What you have to think about in the quote block -Blocks that are continuous on multiple lines are regarded as one block. ・ The contents of the block must also be parsed That's right.

`blockprocessors.py`



class BlockQuoteProcessor(BlockProcessor):

    RE = re.compile(r'(^|\n)[ ]{0,3}>[ ]?(.*)')

    def test(self, parent, block):
        return bool(self.RE.search(block))
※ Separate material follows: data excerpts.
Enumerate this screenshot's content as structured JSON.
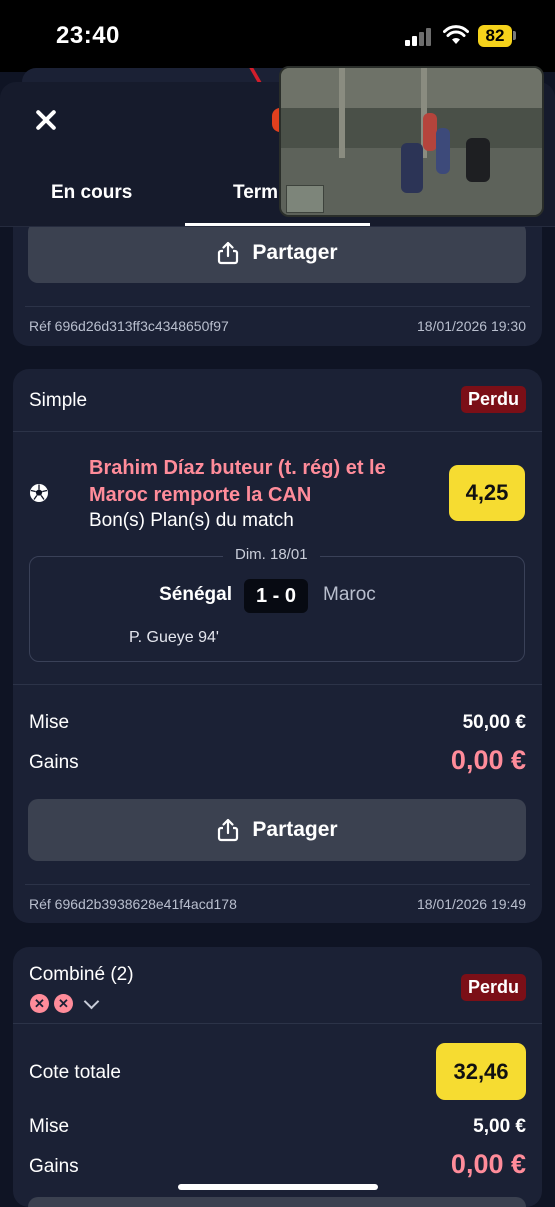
{
  "status_bar": {
    "time": "23:40",
    "battery": "82"
  },
  "tabs": [
    {
      "label": "En cours"
    },
    {
      "label": "Term"
    }
  ],
  "card1": {
    "share_label": "Partager",
    "ref": "Réf 696d26d313ff3c4348650f97",
    "date": "18/01/2026 19:30"
  },
  "card2": {
    "type": "Simple",
    "status": "Perdu",
    "selection": "Brahim Díaz buteur (t. rég) et le Maroc remporte la CAN",
    "market": "Bon(s) Plan(s) du match",
    "odds": "4,25",
    "match_date": "Dim. 18/01",
    "home_team": "Sénégal",
    "score": "1 - 0",
    "away_team": "Maroc",
    "scorer": "P. Gueye 94'",
    "mise_label": "Mise",
    "mise_value": "50,00 €",
    "gains_label": "Gains",
    "gains_value": "0,00 €",
    "share_label": "Partager",
    "ref": "Réf 696d2b3938628e41f4acd178",
    "date": "18/01/2026 19:49"
  },
  "card3": {
    "type": "Combiné (2)",
    "status": "Perdu",
    "cote_label": "Cote totale",
    "cote_value": "32,46",
    "mise_label": "Mise",
    "mise_value": "5,00 €",
    "gains_label": "Gains",
    "gains_value": "0,00 €"
  },
  "colors": {
    "background": "#0f1424",
    "card": "#1b2135",
    "loss_red": "#7b0f17",
    "gains_pink": "#ff8c9a",
    "odds_yellow": "#f6dc31"
  }
}
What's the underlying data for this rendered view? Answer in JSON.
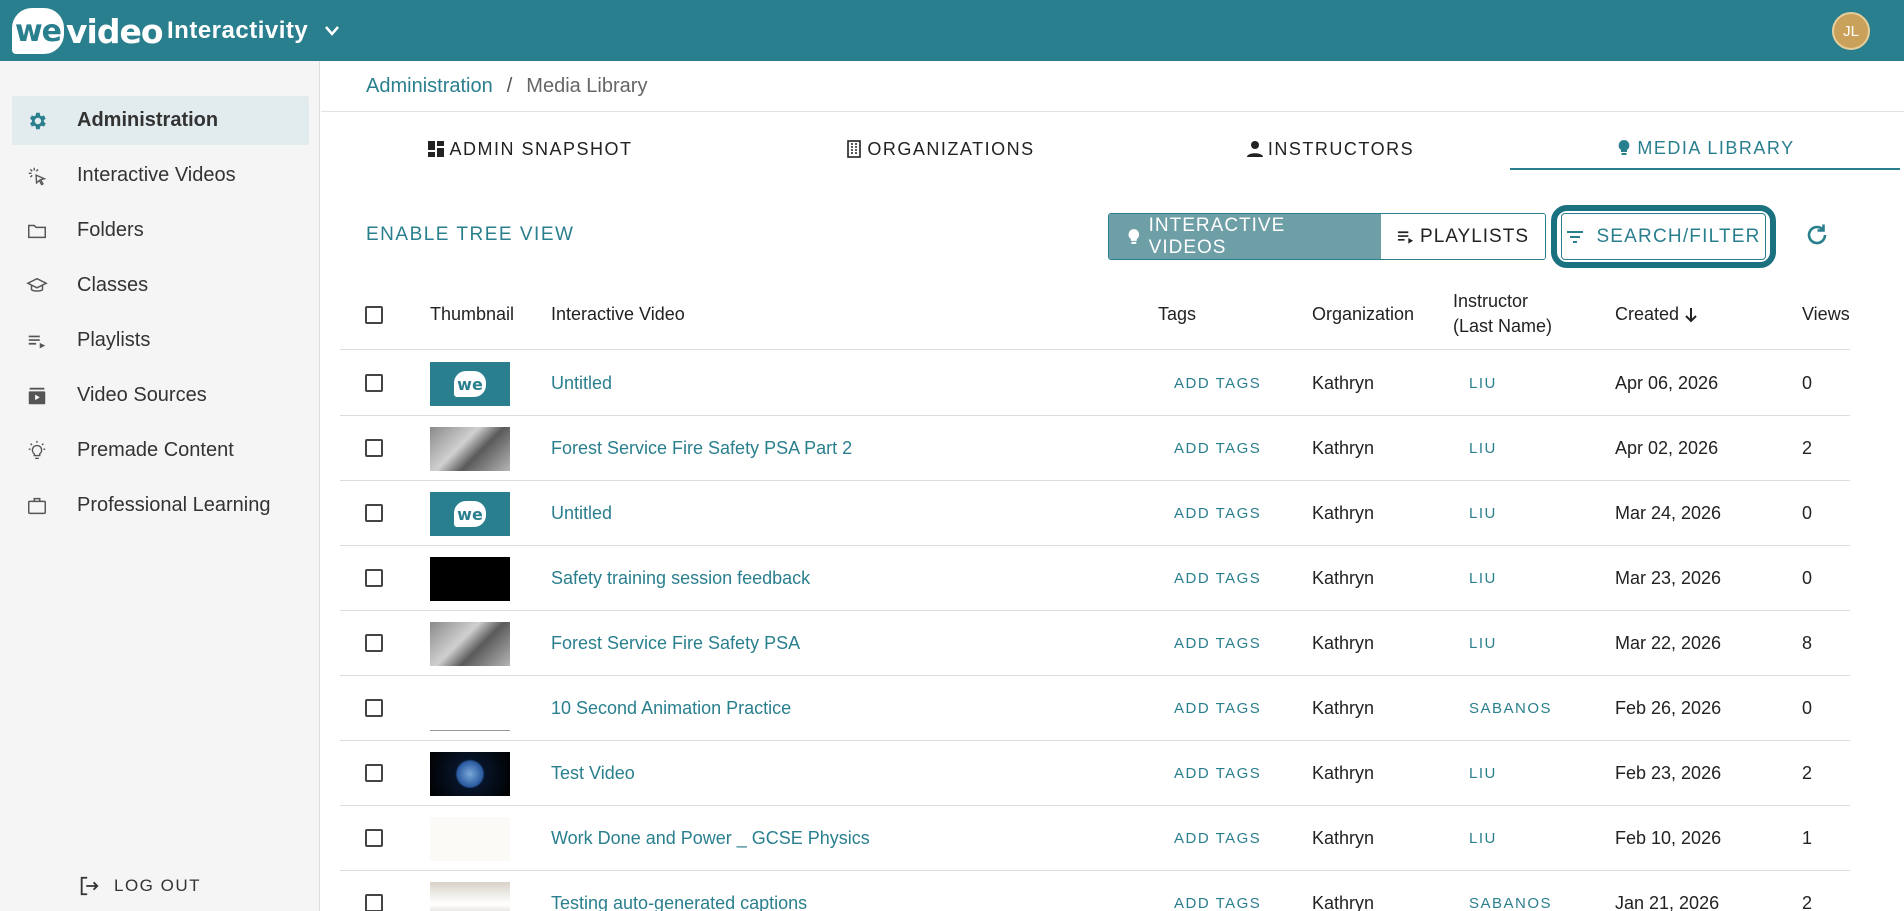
{
  "header": {
    "logo_we": "we",
    "logo_video": "video",
    "app_name": "Interactivity",
    "avatar_initials": "JL"
  },
  "sidebar": {
    "items": [
      {
        "label": "Administration",
        "icon": "gear-icon",
        "active": true
      },
      {
        "label": "Interactive Videos",
        "icon": "cursor-click-icon"
      },
      {
        "label": "Folders",
        "icon": "folder-icon"
      },
      {
        "label": "Classes",
        "icon": "graduation-cap-icon"
      },
      {
        "label": "Playlists",
        "icon": "playlist-icon"
      },
      {
        "label": "Video Sources",
        "icon": "video-library-icon"
      },
      {
        "label": "Premade Content",
        "icon": "lightbulb-icon"
      },
      {
        "label": "Professional Learning",
        "icon": "briefcase-icon"
      }
    ],
    "logout_label": "LOG OUT"
  },
  "breadcrumb": {
    "parent": "Administration",
    "separator": "/",
    "current": "Media Library"
  },
  "tabs": [
    {
      "label": "ADMIN SNAPSHOT",
      "icon": "dashboard-icon"
    },
    {
      "label": "ORGANIZATIONS",
      "icon": "building-icon"
    },
    {
      "label": "INSTRUCTORS",
      "icon": "person-icon"
    },
    {
      "label": "MEDIA LIBRARY",
      "icon": "lightbulb-icon",
      "active": true
    }
  ],
  "toolbar": {
    "tree_view_label": "ENABLE TREE VIEW",
    "interactive_videos_label": "INTERACTIVE VIDEOS",
    "playlists_label": "PLAYLISTS",
    "search_filter_label": "SEARCH/FILTER"
  },
  "table": {
    "headers": {
      "thumbnail": "Thumbnail",
      "video": "Interactive Video",
      "tags": "Tags",
      "organization": "Organization",
      "instructor_line1": "Instructor",
      "instructor_line2": "(Last Name)",
      "created": "Created",
      "views": "Views"
    },
    "rows": [
      {
        "title": "Untitled",
        "tags": "ADD TAGS",
        "org": "Kathryn",
        "instructor": "LIU",
        "created": "Apr 06, 2026",
        "views": "0",
        "thumb": "we"
      },
      {
        "title": "Forest Service Fire Safety PSA Part 2",
        "tags": "ADD TAGS",
        "org": "Kathryn",
        "instructor": "LIU",
        "created": "Apr 02, 2026",
        "views": "2",
        "thumb": "forest"
      },
      {
        "title": "Untitled",
        "tags": "ADD TAGS",
        "org": "Kathryn",
        "instructor": "LIU",
        "created": "Mar 24, 2026",
        "views": "0",
        "thumb": "we"
      },
      {
        "title": "Safety training session feedback",
        "tags": "ADD TAGS",
        "org": "Kathryn",
        "instructor": "LIU",
        "created": "Mar 23, 2026",
        "views": "0",
        "thumb": "black"
      },
      {
        "title": "Forest Service Fire Safety PSA",
        "tags": "ADD TAGS",
        "org": "Kathryn",
        "instructor": "LIU",
        "created": "Mar 22, 2026",
        "views": "8",
        "thumb": "forest"
      },
      {
        "title": "10 Second Animation Practice",
        "tags": "ADD TAGS",
        "org": "Kathryn",
        "instructor": "SABANOS",
        "created": "Feb 26, 2026",
        "views": "0",
        "thumb": "anim"
      },
      {
        "title": "Test Video",
        "tags": "ADD TAGS",
        "org": "Kathryn",
        "instructor": "LIU",
        "created": "Feb 23, 2026",
        "views": "2",
        "thumb": "earth"
      },
      {
        "title": "Work Done and Power _ GCSE Physics",
        "tags": "ADD TAGS",
        "org": "Kathryn",
        "instructor": "LIU",
        "created": "Feb 10, 2026",
        "views": "1",
        "thumb": "physics"
      },
      {
        "title": "Testing auto-generated captions",
        "tags": "ADD TAGS",
        "org": "Kathryn",
        "instructor": "SABANOS",
        "created": "Jan 21, 2026",
        "views": "2",
        "thumb": "captions"
      }
    ]
  },
  "colors": {
    "brand": "#2a7f8e",
    "highlight_ring": "#1a7180"
  }
}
    def run(self, parent, blocks):
        block = blocks.pop(0)
        m = self.RE.search(block)
        if m:
            before = block[:m.start()]
            #This is the same as the Hash Header Processor
            self.parser.parseBlocks(parent, [before])
            #At the beginning of each line">"Delete
            block = '\n'.join(
                [self.clean(line) for line in block[m.start():].split('\n')]
            )
        ```Consider whether the citation block has continued or is this the beginning```
        sibling = self.lastChild(parent)
        if sibling is not None and sibling.tag == "blockquote":
            quote = sibling
        else:
            quote = etree.SubElement(parent, 'blockquote')
        self.parser.state.set('blockquote')
        ```Parse the contents of the quoted block. Parents are in the current block (quote)```
        self.parser.parseChunk(quote, block)
        self.parser.state.reset()

By the way, sibling is a word for brothers and sisters.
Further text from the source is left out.